The theme of storytelling has a unique twist exploring the difference between a tale and lie. Molly has had to tell fibs and gets progressively worse as the story goes on. Part of the time she's protecting Kip. Other times she's being affected by the power of the haunted tree. When Molly says her story was a lie, Hester asks what is the difference. Molly responds that a lie hurts people and a story helps them. When Hester asks what it helps them with, Molly doesn't have an answer. Molly doesn't understand the difference, because she turns around and lies to Kip in a way that is hurtful. Later on when Hester asks her, "What's a storyteller but someone who asks folks to believe in the impossible things?" Molly realizes that "A story helps folks face the world, even when it frightens 'em. And a lie does the opposite.

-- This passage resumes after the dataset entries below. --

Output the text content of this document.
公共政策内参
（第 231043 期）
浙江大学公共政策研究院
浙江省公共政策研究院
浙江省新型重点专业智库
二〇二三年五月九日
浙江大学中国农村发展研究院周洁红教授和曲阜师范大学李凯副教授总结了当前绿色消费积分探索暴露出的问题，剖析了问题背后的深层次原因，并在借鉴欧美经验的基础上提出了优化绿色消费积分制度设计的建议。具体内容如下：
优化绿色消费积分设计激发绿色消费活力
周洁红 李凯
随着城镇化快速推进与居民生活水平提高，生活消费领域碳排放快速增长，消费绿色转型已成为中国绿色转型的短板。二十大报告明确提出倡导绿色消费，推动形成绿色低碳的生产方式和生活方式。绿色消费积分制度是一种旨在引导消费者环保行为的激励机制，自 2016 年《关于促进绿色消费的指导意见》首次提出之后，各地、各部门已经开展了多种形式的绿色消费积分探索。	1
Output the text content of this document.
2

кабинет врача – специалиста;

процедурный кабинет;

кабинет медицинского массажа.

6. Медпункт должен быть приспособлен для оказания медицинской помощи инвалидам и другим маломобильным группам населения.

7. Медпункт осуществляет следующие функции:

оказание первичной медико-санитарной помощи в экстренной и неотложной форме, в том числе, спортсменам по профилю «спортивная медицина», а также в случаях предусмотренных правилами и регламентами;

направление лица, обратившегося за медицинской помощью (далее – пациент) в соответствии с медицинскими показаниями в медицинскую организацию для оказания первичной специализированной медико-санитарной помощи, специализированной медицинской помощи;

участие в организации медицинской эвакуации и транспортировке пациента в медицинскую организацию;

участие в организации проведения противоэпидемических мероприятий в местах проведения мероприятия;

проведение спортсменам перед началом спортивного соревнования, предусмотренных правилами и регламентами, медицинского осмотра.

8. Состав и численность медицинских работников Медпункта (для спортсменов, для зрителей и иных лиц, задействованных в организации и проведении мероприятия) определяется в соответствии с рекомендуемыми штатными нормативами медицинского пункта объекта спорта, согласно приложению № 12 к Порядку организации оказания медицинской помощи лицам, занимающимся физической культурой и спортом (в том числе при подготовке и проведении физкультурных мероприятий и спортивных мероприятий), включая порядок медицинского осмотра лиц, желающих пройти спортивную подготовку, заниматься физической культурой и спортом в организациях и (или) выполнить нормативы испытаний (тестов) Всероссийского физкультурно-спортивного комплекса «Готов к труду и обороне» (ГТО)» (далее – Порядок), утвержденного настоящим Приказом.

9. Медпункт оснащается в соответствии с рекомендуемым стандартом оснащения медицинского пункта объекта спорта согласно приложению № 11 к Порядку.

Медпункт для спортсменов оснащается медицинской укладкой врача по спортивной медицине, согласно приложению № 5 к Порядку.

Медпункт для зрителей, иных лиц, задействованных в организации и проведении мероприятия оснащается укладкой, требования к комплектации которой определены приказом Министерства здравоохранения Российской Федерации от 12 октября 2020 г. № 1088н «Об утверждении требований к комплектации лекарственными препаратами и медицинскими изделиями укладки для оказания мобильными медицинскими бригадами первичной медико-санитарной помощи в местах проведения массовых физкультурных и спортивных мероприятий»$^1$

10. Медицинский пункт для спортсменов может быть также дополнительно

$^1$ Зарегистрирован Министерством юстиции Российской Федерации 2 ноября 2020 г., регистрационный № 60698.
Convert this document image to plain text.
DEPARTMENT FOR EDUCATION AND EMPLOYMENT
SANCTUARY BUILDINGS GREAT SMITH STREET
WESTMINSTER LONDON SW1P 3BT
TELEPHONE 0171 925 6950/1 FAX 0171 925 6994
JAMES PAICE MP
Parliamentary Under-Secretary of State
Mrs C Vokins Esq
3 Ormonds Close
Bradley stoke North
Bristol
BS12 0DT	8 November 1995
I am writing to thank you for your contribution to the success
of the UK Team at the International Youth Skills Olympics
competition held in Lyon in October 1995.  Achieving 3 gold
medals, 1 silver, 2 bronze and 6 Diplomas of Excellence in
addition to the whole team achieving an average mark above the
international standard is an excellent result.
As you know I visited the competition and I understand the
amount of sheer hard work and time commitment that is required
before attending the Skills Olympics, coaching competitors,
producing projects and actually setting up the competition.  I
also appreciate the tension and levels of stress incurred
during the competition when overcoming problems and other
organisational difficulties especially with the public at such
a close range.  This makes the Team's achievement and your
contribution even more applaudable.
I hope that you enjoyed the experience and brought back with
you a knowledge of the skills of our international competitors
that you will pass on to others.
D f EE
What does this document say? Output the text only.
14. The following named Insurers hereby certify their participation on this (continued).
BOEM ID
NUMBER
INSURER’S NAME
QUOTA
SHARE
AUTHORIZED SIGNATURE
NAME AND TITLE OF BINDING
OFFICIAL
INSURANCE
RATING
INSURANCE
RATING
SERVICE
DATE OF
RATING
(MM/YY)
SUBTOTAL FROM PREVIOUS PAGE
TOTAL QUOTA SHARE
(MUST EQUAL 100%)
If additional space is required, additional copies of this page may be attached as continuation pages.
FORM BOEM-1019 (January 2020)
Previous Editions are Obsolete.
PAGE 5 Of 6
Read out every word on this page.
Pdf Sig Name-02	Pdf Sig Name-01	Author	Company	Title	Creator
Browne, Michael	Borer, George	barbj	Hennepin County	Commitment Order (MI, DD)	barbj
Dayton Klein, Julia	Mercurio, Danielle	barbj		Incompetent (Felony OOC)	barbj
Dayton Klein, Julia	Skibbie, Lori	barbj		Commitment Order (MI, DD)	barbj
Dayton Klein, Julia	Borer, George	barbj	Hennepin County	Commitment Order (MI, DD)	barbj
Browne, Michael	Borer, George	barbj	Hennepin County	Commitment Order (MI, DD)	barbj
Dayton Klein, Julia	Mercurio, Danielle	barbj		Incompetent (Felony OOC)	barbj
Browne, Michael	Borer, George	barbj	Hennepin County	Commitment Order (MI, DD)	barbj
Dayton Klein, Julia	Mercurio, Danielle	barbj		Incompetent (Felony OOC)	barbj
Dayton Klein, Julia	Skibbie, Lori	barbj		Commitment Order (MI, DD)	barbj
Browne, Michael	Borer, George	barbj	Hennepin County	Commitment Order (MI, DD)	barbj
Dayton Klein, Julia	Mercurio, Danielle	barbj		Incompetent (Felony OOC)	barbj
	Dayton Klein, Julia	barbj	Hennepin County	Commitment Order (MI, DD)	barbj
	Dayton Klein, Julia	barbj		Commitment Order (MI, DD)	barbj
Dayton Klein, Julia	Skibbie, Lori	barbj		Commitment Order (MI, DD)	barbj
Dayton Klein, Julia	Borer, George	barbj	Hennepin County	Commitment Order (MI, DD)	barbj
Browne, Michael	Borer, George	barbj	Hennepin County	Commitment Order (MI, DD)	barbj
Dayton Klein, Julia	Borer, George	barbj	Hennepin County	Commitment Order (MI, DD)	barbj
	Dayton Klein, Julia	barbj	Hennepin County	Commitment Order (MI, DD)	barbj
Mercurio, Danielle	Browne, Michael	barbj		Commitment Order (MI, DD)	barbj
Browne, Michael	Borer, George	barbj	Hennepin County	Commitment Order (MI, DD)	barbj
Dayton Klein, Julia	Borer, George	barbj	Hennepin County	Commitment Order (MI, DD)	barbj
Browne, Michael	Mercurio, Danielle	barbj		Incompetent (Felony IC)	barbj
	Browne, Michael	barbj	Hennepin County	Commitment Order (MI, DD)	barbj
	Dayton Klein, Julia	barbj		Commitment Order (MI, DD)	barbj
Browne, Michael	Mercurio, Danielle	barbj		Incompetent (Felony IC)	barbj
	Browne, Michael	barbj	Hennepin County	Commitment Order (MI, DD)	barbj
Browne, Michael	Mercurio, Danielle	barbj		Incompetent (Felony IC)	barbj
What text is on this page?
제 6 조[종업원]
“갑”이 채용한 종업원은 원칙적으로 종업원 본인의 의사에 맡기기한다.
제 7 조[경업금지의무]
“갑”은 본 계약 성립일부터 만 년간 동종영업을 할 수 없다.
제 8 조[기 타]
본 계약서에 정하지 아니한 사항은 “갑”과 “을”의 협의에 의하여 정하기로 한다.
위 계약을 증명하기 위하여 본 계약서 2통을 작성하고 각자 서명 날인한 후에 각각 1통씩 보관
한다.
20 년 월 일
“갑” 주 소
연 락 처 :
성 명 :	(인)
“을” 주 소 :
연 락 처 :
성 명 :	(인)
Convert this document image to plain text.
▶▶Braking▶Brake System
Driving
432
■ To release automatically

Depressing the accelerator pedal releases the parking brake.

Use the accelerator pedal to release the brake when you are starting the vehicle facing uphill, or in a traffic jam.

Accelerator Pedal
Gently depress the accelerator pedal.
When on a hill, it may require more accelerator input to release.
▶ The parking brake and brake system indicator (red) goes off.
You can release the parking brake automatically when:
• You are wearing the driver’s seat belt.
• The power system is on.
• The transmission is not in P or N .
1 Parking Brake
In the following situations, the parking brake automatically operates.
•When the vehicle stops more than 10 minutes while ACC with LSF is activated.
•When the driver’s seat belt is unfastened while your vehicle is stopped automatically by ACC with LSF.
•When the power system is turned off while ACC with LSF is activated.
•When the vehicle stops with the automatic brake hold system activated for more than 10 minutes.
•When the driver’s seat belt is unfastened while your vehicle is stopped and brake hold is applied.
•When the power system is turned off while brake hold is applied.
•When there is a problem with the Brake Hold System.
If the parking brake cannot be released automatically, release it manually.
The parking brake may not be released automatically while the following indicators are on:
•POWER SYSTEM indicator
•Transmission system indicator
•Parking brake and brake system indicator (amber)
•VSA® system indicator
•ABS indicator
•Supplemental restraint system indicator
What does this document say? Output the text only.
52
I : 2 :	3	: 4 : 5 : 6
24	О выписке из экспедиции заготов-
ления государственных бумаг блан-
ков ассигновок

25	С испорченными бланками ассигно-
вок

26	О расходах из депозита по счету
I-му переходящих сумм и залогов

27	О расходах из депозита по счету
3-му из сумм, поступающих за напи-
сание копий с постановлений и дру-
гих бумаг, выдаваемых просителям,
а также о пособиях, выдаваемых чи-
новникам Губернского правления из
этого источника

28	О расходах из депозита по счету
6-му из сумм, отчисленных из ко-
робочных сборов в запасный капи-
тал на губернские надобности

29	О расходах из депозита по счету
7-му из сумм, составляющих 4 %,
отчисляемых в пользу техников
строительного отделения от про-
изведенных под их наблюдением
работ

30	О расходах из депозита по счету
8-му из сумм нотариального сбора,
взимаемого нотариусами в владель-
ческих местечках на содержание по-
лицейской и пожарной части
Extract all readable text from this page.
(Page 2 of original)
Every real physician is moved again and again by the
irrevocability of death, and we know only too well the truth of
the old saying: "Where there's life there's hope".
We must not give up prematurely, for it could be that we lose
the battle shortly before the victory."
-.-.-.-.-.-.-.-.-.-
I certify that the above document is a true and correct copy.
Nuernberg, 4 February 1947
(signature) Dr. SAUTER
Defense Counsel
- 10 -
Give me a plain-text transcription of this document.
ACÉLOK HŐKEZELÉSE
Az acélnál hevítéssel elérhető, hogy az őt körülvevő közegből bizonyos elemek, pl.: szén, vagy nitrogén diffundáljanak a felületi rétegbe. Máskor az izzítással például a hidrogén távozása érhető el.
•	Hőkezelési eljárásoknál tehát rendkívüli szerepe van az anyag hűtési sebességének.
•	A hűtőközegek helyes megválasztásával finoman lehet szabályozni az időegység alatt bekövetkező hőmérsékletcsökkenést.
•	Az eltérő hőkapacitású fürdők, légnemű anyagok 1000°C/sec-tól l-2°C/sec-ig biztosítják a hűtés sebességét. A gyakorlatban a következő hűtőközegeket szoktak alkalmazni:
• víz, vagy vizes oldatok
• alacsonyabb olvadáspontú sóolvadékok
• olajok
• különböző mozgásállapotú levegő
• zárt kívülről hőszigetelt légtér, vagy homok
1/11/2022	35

It helps you hide." Molly, Kip and the Windsor family are all hiding from their fears.

The plot creates a menacing atmosphere, "Sometimes in the wee hours, there's a wailing sound come down the village road - the kind of scream that sets your every hair on end." Kip and Molly's Irish accents add voice that isn't confusingly heavy and creates memorable characters. They mainly say, "wee," "dinna," and "canna." While reading I did wonder why Molly makes everyone else get rid of their wishes, but she doesn't. This seemed forced and made it easy for me to predict one part. I also wondered why Kip didn't question Molly considering he watched every day for hours for the postman. I'll take Molly's advice to Kip, "We'll never know. And maybe that's the best. It's a bad tale that has all the answers."

The connection between oral history before written literature adds depth to the plot as well. In Ireland, storytellers were called, "bards" and various other names throughout Europe. The author cleverly weaves this history into his ghost story mentioning the famous Greek fabulist, Aesop. "Chanticleer and the Fox" is mentioned too which is a fable from the Middle Ages that centers around the harmfulness of too much pride.  This fable is thought to come from Aesops' "The Fox and the Crow" and I had fun connecting the references. Jonathan Auxier' is a moral story or fable too about greed and centers around how far people will go to get what they think they need. The doctor made me think of the moral fable too. He is racist toward Kip comparing Irishmen to baboons. He is so vain and bent on making a name for himself that Molly manipulates this weakness to serve her own purposes. The doctor is like the "Fox and Chanticleer" fable about pride. He is a buffoon and as a one-dimensional character adds humor. When Molly asks if he is treating Constance with leeches, he condescendingly tells her they treat with laudanum now. Pick your poison: leeches or opium.

Here is a great article where Auxier explains what books inspired him to write this nine-year labor of love such as Washington Irving, but I would add to his list "A Christmas Carol" by Charles Dickens. A major theme entails human greed and Bertrand has some Scrooge-like problems with money. When he's carrying a bag of coins and ""Molly thought to herself that it sounded more like a bag of chains," I thought of Scrooge chained to his money. The Windsor family is chained to the tree metaphorically. Kind Kip with his crutch reminds me of Tiny Tim and the ghostly Gardener reminds me of the Ghost of Christmas Past that used to scare the pastrami out of me. Don't pass this one up.